Con i Mondiali del 1982 si hanno i primi veri cambiamenti. Il collo della maglia, sponsorizzata da Le Coq Sportif (dal 1978 al 1984) diventa a V con bordini tricolore. Poi è la volta di Diadora (1985-1994), che introduce minuscoli triangolini tricolore, mentre gli stemmi stampati su tutta la maglia compaiono durante gli Europei del 2000 sulle divise della Kappa (2000-2002), quando la nazionale adotta un modello molto attillato ed elasticizzato, che segna la moda per un certo periodo. Prima di allora era stata la volta della Nike (1995-1999), con una maglia molto discussa. Orlature inferiori di colore beige erano state affiancate dalla scritta 'ITALIA' che compariva nella parte bassa della divisa, andando a coprire il fondoschiena dei calciatori.

Nel 2002 i numeri sono diventati color oro (da bianchi che erano). Dal 2003 lo sponsor tecnico è diventato Puma, che fornisce, come nei casi precedenti, tutto l'equipaggiamento degli azzurri, eccezion fatta per le scarpe che ogni atleta sceglie in base alla propria comodità e ai propri contratti pubblicitari. Nel 2006 sono comparse delle vistose sfumature blu scuro sui bordi, mentre sulla maglia bianca vi è un triangolino azzurro che parte dal collo. Nel 2007 sulla casacca bianca tornano i numeri in blu scuro, mentre l'anno successivo sono in bianco sulla prima maglia.

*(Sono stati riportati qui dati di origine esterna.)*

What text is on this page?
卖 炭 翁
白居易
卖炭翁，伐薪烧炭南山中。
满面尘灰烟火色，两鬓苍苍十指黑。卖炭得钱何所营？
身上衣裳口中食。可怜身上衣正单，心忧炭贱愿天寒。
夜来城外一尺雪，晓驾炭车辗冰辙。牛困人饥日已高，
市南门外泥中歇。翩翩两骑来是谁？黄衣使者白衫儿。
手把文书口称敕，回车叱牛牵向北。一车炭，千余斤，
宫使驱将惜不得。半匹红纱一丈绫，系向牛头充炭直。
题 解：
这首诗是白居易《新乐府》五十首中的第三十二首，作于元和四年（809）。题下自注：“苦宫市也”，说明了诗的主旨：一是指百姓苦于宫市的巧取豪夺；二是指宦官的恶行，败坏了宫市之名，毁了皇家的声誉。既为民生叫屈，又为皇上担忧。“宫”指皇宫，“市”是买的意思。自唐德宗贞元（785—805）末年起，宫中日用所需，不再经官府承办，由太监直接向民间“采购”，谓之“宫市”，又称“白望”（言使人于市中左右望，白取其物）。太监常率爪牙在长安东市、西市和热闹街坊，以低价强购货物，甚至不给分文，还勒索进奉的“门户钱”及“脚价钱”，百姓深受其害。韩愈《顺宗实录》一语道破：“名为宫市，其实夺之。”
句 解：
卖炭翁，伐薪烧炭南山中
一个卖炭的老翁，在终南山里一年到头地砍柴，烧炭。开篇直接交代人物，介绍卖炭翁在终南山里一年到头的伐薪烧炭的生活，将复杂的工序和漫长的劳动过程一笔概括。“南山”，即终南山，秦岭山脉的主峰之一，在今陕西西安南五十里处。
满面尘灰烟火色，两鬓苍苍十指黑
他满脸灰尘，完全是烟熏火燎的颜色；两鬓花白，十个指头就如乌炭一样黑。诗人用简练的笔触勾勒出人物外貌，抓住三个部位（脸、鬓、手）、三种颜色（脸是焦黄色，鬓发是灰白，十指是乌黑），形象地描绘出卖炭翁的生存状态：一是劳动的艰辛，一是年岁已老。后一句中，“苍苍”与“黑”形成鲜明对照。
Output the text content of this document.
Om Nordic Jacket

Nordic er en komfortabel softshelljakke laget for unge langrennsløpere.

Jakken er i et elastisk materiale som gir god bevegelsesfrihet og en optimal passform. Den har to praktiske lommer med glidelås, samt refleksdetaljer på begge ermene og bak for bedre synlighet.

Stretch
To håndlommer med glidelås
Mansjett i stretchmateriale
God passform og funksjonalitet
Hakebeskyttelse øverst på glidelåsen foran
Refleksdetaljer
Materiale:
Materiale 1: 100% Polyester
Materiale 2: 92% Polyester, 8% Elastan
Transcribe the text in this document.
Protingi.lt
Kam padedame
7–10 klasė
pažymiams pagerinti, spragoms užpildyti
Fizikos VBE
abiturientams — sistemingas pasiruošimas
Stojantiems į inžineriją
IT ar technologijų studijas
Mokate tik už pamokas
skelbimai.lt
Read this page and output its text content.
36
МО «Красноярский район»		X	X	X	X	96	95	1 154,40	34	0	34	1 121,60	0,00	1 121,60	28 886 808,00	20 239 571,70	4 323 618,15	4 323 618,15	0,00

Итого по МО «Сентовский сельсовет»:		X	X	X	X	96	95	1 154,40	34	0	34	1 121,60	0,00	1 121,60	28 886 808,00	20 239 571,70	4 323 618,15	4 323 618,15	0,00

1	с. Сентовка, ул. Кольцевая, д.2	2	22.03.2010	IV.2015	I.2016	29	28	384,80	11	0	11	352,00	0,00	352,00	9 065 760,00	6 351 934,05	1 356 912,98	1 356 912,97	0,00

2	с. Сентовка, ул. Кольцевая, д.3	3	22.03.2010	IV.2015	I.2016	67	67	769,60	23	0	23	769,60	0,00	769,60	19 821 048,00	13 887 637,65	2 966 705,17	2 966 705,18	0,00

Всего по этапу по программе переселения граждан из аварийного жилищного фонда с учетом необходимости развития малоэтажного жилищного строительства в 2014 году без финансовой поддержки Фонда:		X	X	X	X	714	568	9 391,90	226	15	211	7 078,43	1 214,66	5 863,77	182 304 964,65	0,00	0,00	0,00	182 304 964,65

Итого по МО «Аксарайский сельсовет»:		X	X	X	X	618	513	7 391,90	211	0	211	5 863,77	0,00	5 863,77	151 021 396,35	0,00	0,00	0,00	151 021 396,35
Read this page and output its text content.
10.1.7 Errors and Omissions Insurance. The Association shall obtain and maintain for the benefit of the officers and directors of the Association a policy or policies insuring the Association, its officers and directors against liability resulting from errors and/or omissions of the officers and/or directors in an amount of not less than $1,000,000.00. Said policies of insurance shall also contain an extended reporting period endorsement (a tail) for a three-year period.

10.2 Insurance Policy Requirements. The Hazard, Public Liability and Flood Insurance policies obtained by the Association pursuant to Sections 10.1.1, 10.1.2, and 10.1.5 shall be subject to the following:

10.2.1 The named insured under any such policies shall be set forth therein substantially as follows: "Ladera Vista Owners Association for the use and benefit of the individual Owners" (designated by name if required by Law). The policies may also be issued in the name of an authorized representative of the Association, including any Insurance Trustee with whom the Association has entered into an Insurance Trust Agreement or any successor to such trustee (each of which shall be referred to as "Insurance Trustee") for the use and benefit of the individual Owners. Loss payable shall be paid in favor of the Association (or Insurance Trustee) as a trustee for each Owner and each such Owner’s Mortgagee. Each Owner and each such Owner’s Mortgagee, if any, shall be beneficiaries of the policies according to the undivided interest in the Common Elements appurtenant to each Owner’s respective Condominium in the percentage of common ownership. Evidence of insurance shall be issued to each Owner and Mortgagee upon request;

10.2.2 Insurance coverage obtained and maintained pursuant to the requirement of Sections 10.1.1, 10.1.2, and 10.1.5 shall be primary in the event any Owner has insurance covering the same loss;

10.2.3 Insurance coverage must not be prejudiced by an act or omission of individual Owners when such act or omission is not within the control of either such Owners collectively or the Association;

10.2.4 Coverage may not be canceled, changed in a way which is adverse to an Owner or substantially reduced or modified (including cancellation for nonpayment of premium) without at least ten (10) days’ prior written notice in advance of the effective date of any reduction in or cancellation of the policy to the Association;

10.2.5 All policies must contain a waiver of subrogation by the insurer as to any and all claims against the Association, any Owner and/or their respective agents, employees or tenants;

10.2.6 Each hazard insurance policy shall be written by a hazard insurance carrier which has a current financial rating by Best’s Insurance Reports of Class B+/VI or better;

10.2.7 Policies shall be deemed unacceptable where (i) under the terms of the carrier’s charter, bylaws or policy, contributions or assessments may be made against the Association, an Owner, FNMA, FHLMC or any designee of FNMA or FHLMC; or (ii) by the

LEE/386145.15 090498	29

L'ultima eclatante novità è comparsa durante la Confederations Cup del 2009, quando la Puma ha messo a disposizione della Nazionale un completo celebrativo, che si rifà a quelli indossati durante i Mondiali di calcio del 1934 e del 1938. Una casacca di colore celeste molto chiaro con inserti tricolore sul lato destro del tronco, i pantaloncini bianchi o marrone e i calzettoni marrone con il risvolto dello stesso colore della divisa. Nel corso degli anni la maglia della nazionale ha saputo regalare gioie immense a tutti i tifosi, qualunque fossero le tonalità e le forme. La speranza rimane in ogni caso quella di ripetere l'impresa di Berlino 2006. Vincere i Mondiali!